In an interview featured on The Sergio Leone Anthology, biographer Christopher Frayling asserts that Leone deserves to be ranked in the pantheon of great directors with John Ford and Stanley Kubrick. After watching the four classics contained in this boxed set, few movie buffs will find it possible to argue with Frayling’s claim. These classics from the director’s most creatively fertile period have been given fine new transfers and are accompanied by hours of previously unreleased supplementary material. (MGM is also selling the titles separately.)
The set begins with A Fistful of Dollars, a Western remake of Yojimbo that established Leone and star Clint Eastwood as international icons. It also introduced the director’s characteristic motifs: an impressionistic manipulation of time and space, human experience stripped to its most brutal impulses, and sound design aiming for emotional truth over literal reality. In this film and its sequel, For a Few Dollars More, cinematographer Massimo Dallamano (credited in the first movie as Jack Dalmas) used the 2-perf Techniscope format, a widescreen process that was both economical and aesthetically appropriate. In an insightful commentary track, Frayling analyzes the style and provides details about the production.
Like all of the films in this set, A Fistful of Dollars includes a second disc packed with supplements that are educational and entertaining. Frayling contributes a featurette in which he expands upon some of the ideas addressed in the commentary track, and Eastwood provides further context in a separate interview. Another featurette includes remembrances by three of Leone’s collaborators: producer Alberto Grimaldi, screenwriter Sergio Donati, and actor Mickey Knox. (Additional interviews with Frayling, Eastwood, Grimaldi, Donati and Knox are featured on the disc of supplements that accompanies For a Few Dollars More.)
For the 1977 TV broadcast of A Fistful of Dollars, network execs required a new prologue that would give the film’s violence a moral justification, and to that end they hired Monte Hellman to direct some new footage. The filmmaker created an opening in which he shot around a new actor — disguising the fact that it wasn’t Eastwood by framing the hero from the back and below the waist — and gave all the lines to a lawman played by Harry Dean Stanton. This sequence and an interview with Hellman are included in this package.

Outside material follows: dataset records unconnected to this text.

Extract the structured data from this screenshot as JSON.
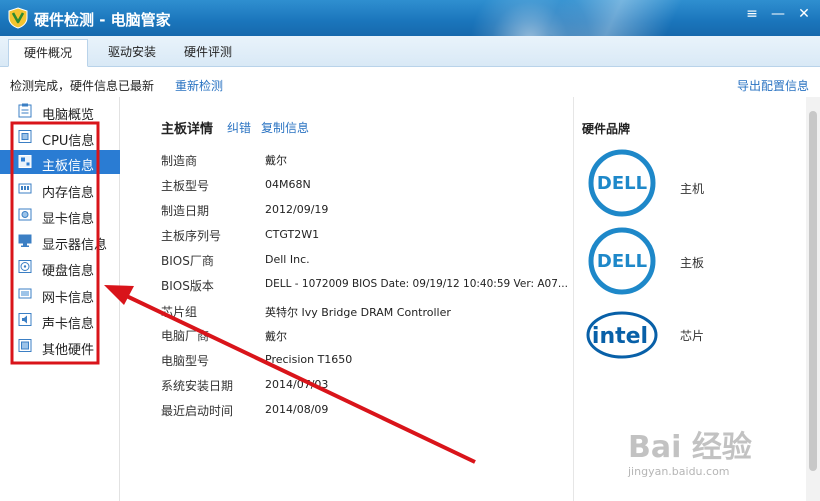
{
  "window": {
    "title": "硬件检测 - 电脑管家",
    "controls": {
      "menu": "≡",
      "minimize": "—",
      "close": "✕"
    }
  },
  "tabs": [
    {
      "label": "硬件概况",
      "active": true
    },
    {
      "label": "驱动安装",
      "active": false
    },
    {
      "label": "硬件评测",
      "active": false
    }
  ],
  "toolbar": {
    "status": "检测完成，硬件信息已最新",
    "recheck": "重新检测",
    "export": "导出配置信息"
  },
  "sidebar": {
    "items": [
      {
        "label": "电脑概览",
        "icon": "clipboard-icon"
      },
      {
        "label": "CPU信息",
        "icon": "cpu-icon"
      },
      {
        "label": "主板信息",
        "icon": "motherboard-icon",
        "active": true
      },
      {
        "label": "内存信息",
        "icon": "memory-icon"
      },
      {
        "label": "显卡信息",
        "icon": "graphics-card-icon"
      },
      {
        "label": "显示器信息",
        "icon": "monitor-icon"
      },
      {
        "label": "硬盘信息",
        "icon": "hard-disk-icon"
      },
      {
        "label": "网卡信息",
        "icon": "network-card-icon"
      },
      {
        "label": "声卡信息",
        "icon": "sound-card-icon"
      },
      {
        "label": "其他硬件",
        "icon": "other-hardware-icon"
      }
    ]
  },
  "main": {
    "title": "主板详情",
    "correct_link": "纠错",
    "copy_link": "复制信息",
    "rows": [
      {
        "label": "制造商",
        "value": "戴尔"
      },
      {
        "label": "主板型号",
        "value": "04M68N"
      },
      {
        "label": "制造日期",
        "value": "2012/09/19"
      },
      {
        "label": "主板序列号",
        "value": "CTGT2W1"
      },
      {
        "label": "BIOS厂商",
        "value": "Dell Inc."
      },
      {
        "label": "BIOS版本",
        "value": "DELL   - 1072009 BIOS Date: 09/19/12 10:40:59 Ver: A07..."
      },
      {
        "label": "芯片组",
        "value": "英特尔 Ivy Bridge DRAM Controller"
      },
      {
        "label": "电脑厂商",
        "value": "戴尔"
      },
      {
        "label": "电脑型号",
        "value": "Precision T1650"
      },
      {
        "label": "系统安装日期",
        "value": "2014/07/03"
      },
      {
        "label": "最近启动时间",
        "value": "2014/08/09"
      }
    ]
  },
  "brands": {
    "title": "硬件品牌",
    "items": [
      {
        "logo_text": "DELL",
        "label": "主机"
      },
      {
        "logo_text": "DELL",
        "label": "主板"
      },
      {
        "logo_text": "intel",
        "label": "芯片"
      }
    ]
  },
  "watermark": {
    "brand": "Bai 经验",
    "url": "jingyan.baidu.com"
  },
  "colors": {
    "titlebar": "#1a75bb",
    "accent": "#2a7cd3",
    "link": "#2a73c2",
    "annotation": "#d9141a",
    "dell_blue": "#1e88c9",
    "intel_blue": "#0860a8"
  }
}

Dallamano’s dynamic juxtaposition of faces in extreme close-up and landscapes in glorious long shots continues in For a Few Dollars More, which features more densely composed frames and even more elliptical storytelling than Fistful. In addition to the aforementioned supplements, For a Few Dollars More contains a commentary track by Frayling and a featurette on the alternate release versions of the film.
The movie’s epic scope allows it to serve as a transition to the even grander The Good, the Bad, and the Ugly (photographed by Tonino Delli Colli, AIC), which appears in this set in the same extras-laden special edition that was released in 2004.
The highlight of the set for Leone enthusiasts is the DVD debut of the 1971 release Duck, You Sucker! (a.k.a. A Fistful of Dynamite). This ambitious tale of the collaboration between an apolitical thief and a troubled ex-IRA explosives expert is perhaps Leone’s most underrated film. Cinematographer Giuseppe Ruzzolini keeps the intimate and the social elements in perfect balance, often contextualizing interpersonal relationships against epic backdrops in a logistically elaborate tale of revolution’s implications for society and the individual. Frayling discusses the film’s politics and Leone’s aesthetic development on his commentary track and in a separate interview.
Other supplements include an interview with Donati, a look at the Leone exhibition that was mounted in 2005 at the Autry Museum of the American West in Los Angeles, and featurettes on the movie’s restoration and locations. (Locations featurettes accompany both Dollars pictures as well.) An additional documentary explores the different cuts of Duck, You Sucker! The film was drastically shortened for its U.S. release, and Leone’s original 157-minute cut is the version presented on this DVD.
This set’s bonus materials also include radio spots and theatrical trailers for all four films.
Aside from some unfortunate flaws in the source material (particularly in Duck, You Sucker!), the transfers are generally solid, with great tonal range and subtlety in the evocatively lit close-ups as well as clarity and detail in the sweeping vistas. The soundtracks have all been superbly remastered; the psychological complexity of Leone’s stylized sound design remains intact, with separation that is effective but not distracting.